Based on interviews with 15 former ''comfort women'' and others in East Timor, the groups have set up 50 panels bearing their pictures and testimonies for an exhibition at the Women's Active Museum on War and Peace in Tokyo through May 27.
Under the ongoing campaign, they plan to translate the explanations on the panels into the official East Timorese language, Tetun, so people there will be able to learn about wartime history.
''People in East Timor do not have enough materials to learn their own history,'' said Akihisa Matsuno, a member of the East Timor Japan Coalition. ''We hope we can raise 2 million yen in order to complete the translation and creation of the panels by the summer.''
They plan to show the panels to junior and senior high school teachers in East Timor at seminars for use in their history classes, according to Matsuno, also professor at Osaka University of Foreign Studies.
As part of their efforts to promote the campaign, the Japanese groups recently invited Angelina de Araujo from East Timor, a member of the HAK Association, or the association for human rights and justice, so she could talk to people in Japan about her interviews with the former sex slaves.

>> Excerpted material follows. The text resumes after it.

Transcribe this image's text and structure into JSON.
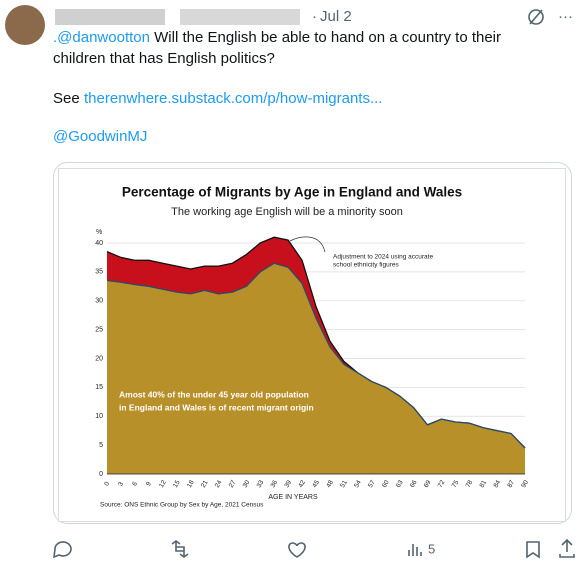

''I did not know anything about the wartime sex slavery before the interviews, and I felt sad, as a woman, about what they told me,'' Araujo, 27, said. ''Sometimes I was unwilling to listen to their stories, but I continued the interviews as I believed their history would be terminated if we did not record them.''
According to the study by Araujo and other researchers, the Japanese military established wartime brothels all over East Timor after invading the region in 1942, and intimidated the local people into providing young women for the soldiers.
Some interviewees testified that they had been repeatedly raped by the soldiers, even though they had not yet started menstruating, while one woman said that young girls were afraid of condoms as they did not know what they were and felt afraid to have something unknown entering their bodies.
Another woman said she had been kept at the house of a high-ranking officer. ''My parents sometimes brought me food, but they never entered the house,'' she said. ''They just stood at the door and stared at me while I was inside the house.''
Araujo, who held talk sessions in five Japanese cities, including Sendai, Tokyo and Osaka, said, ''Some of them were initially hesitant to speak out as they felt embarrassed with their past hardships, while some started crying while telling me their stories.''
''But now they have allowed us to display the panels on their testimonies,'' she said. ''Now that I have come to know their tough lives, I expect the Japanese government to compensate them.''
The interviews also covered 85 other people who went through the era of Japanese occupation and were aware of the damage caused by the Japanese military.
A former village chief said he had been ordered to find and offer young girls, while another man testified he had made the ''comfort women'' -- called ''sweet girls'' in the local language -- bathe every day to ensure that they would not become dirty.
''The women were unpaid, and they were given neither food nor clothes, so their parents brought them food,'' he said. ''As for me, I was ordered at the end of every day to clean up the women's rooms, in which condoms were scattered over the floor.''
Kiyoko Furusawa, another member of the East Timor Japan Coalition, said, ''Many high-ranking Japanese government officials have visited East Timor so far, but none of them has apologized for Japan's wartime acts or referred to compensation.''
Furusawa, also associate professor at Tokyo Woman's Christian University, called on the government to acknowledge the wartime history of East Timor sincerely.
East Timor officially gained independence in 2002 after two-and-a-half years under U.N. administration following a vote for independence from Indonesia in 1999.